A Year ago I wrote a post on The Evolution of Video Conferencing, from the AT&T Labs’ Picturephone built in 1956 to the latest and greatest endpoints that we have today at our disposal. If you’re reading my blog, you must be well aware of all the great technologies introduced to the video conferencing market in the last few years – high definition video, high definition audio, multiple displays, life-size images, multi-directional microphones, even 3D.
But if you are a video conferencing user, you probably know that there’s one thing that stayed almost the same throughout most of the past decade; some would say even regressed backwards. What I’m talking about is the way we collaborate, or share data, in a video conference.
A few months ago Sasha Ruditsky wrote a post here about data collaboration in video conferencing. Sasha wrote:
“In its simplest form data collaboration is the ability of a conference participant to present content to the rest of the conference participants. More advanced form of the collaboration involves the ability… to perform different actions on the shared content…”
Data Collaboration Abilities – Advances or Regression?
If you compare the amazing evolution (some would say revolution) in the video conferencing business for the past 20 years or so with the advances (some would say regression) in the data collaboration abilities of these endpoints, it’s quite amazing:
The T.120 standard, which was published by ITU-T between 1993 and 1995, was trying to create a self-sufficient set of data collaboration tools for a multi-party conference. It offered various applications on top of it, such as the ability to share still image and annotate on top of them, a multi-party application sharing ability, etc.
H.239, which has become the de-facto standard for data collaboration, at least in the H.323 world, came a decade later and was designed solely for the purpose of implementing the “dual video” functionality – data on one screen, video on the other. And the data channel was, and still is, just a video presentation of the data (be it a shared desktop or a Powerpoint presentation), which you can share with the other participants.
So What Are We Missing?
As Sasha wrote, both T.120 and H.239 are based on the concept of distributing an image from one endpoint to the rest of the conference participants. In this process, which is quite simple and effective, valuable abilities are lost. For instance:
- The metadata of the actual content is not available for the recipients.
- The recipients cannot store the data locally.
- The recipients cannot browse the data. Going back, for instance, in case something is unclear or forgotten.
- As the data is in real-time video, in the case whereby you arrived late to the conference or suffered network problems, some of the data may be unavailable.

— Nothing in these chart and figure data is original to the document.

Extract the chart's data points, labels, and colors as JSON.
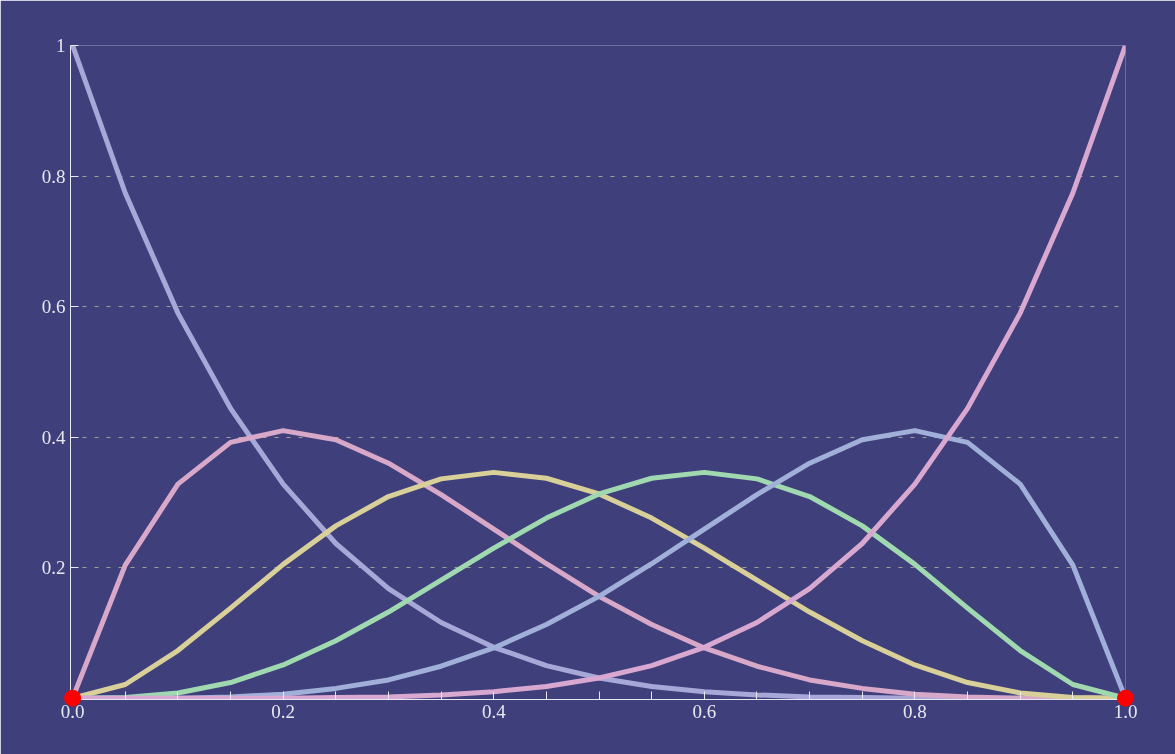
{
  "chart_data": {
    "type": "line",
    "x": [
      0,
      0.05,
      0.1,
      0.15,
      0.2,
      0.25,
      0.3,
      0.35,
      0.4,
      0.45,
      0.5,
      0.55,
      0.6,
      0.65,
      0.7,
      0.75,
      0.8,
      0.85,
      0.9,
      0.95,
      1
    ],
    "series": [
      {
        "color": "#a8a8d8",
        "values": [
          1,
          0.774,
          0.59,
          0.444,
          0.328,
          0.237,
          0.168,
          0.116,
          0.078,
          0.05,
          0.031,
          0.018,
          0.01,
          0.005,
          0.002,
          0.001,
          0,
          0,
          0,
          0,
          0
        ]
      },
      {
        "color": "#d8a8c8",
        "values": [
          0,
          0.204,
          0.328,
          0.392,
          0.41,
          0.396,
          0.36,
          0.312,
          0.259,
          0.206,
          0.156,
          0.113,
          0.077,
          0.049,
          0.028,
          0.015,
          0.006,
          0.002,
          0,
          0,
          0
        ]
      },
      {
        "color": "#d8d098",
        "values": [
          0,
          0.021,
          0.073,
          0.138,
          0.205,
          0.264,
          0.309,
          0.336,
          0.346,
          0.337,
          0.313,
          0.276,
          0.23,
          0.181,
          0.132,
          0.088,
          0.051,
          0.024,
          0.008,
          0.001,
          0
        ]
      },
      {
        "color": "#a0d8b0",
        "values": [
          0,
          0.001,
          0.008,
          0.024,
          0.051,
          0.088,
          0.132,
          0.181,
          0.23,
          0.276,
          0.313,
          0.337,
          0.346,
          0.336,
          0.309,
          0.264,
          0.205,
          0.138,
          0.073,
          0.021,
          0
        ]
      },
      {
        "color": "#a0b0d8",
        "values": [
          0,
          0,
          0,
          0.002,
          0.006,
          0.015,
          0.028,
          0.049,
          0.077,
          0.113,
          0.156,
          0.206,
          0.259,
          0.312,
          0.36,
          0.396,
          0.41,
          0.392,
          0.328,
          0.204,
          0
        ]
      },
      {
        "color": "#d8a8d0",
        "values": [
          0,
          0,
          0,
          0,
          0,
          0.001,
          0.002,
          0.005,
          0.01,
          0.018,
          0.031,
          0.05,
          0.078,
          0.116,
          0.168,
          0.237,
          0.328,
          0.444,
          0.59,
          0.774,
          1
        ]
      },
      {
        "type": "scatter",
        "marker": "circle",
        "color": "#ff0000",
        "x": [
          0,
          1
        ],
        "values": [
          0,
          0
        ]
      }
    ],
    "xlim": [
      -0.002,
      1.0
    ],
    "ylim": [
      -0.002,
      1.0
    ],
    "xticks": [
      {
        "value": 0,
        "label": "0.0"
      },
      {
        "value": 0.05,
        "label": null
      },
      {
        "value": 0.1,
        "label": null
      },
      {
        "value": 0.15,
        "label": null
      },
      {
        "value": 0.2,
        "label": "0.2"
      },
      {
        "value": 0.25,
        "label": null
      },
      {
        "value": 0.3,
        "label": null
      },
      {
        "value": 0.35,
        "label": null
      },
      {
        "value": 0.4,
        "label": "0.4"
      },
      {
        "value": 0.45,
        "label": null
      },
      {
        "value": 0.5,
        "label": null
      },
      {
        "value": 0.55,
        "label": null
      },
      {
        "value": 0.6,
        "label": "0.6"
      },
      {
        "value": 0.65,
        "label": null
      },
      {
        "value": 0.7,
        "label": null
      },
      {
        "value": 0.75,
        "label": null
      },
      {
        "value": 0.8,
        "label": "0.8"
      },
      {
        "value": 0.85,
        "label": null
      },
      {
        "value": 0.9,
        "label": null
      },
      {
        "value": 0.95,
        "label": null
      },
      {
        "value": 1,
        "label": "1.0"
      }
    ],
    "yticks": [
      0.2,
      0.4,
      0.6,
      0.8,
      1
    ],
    "grid": "y",
    "line_style": "solid"
  }
}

This means that, as a video conferencing user, even though I am able to see what my colleagues are presenting, that’s about all I can do. The experience is totally passive. Other than watching the beautiful slides, there’s nothing much one can do with the data channel. And it’s really a shame, because it looks really great…
Dual Video on the SCOPIA Desktop.
Is There A Solution?
Now there are alternatives to H.239, which allow for better data collaboration. The main problem with these is that they require a real revolution – changing the entire infrastructure, and stop supporting existing deployments.
The video conferencing market is standardized by nature. And with the large investments in video conferencing that most companies are making these days, it seems a bit unrealistic that they would drop everything and bet on a new horse.
And who can blame them? A real solution to the problem should be an evolution – build on top of H.239, the existing data channel, a mechanism to offer these abilities that were left out, forgotten. But do it in a standard way, keeping the solution interoperable and allowing everyone to enjoy it.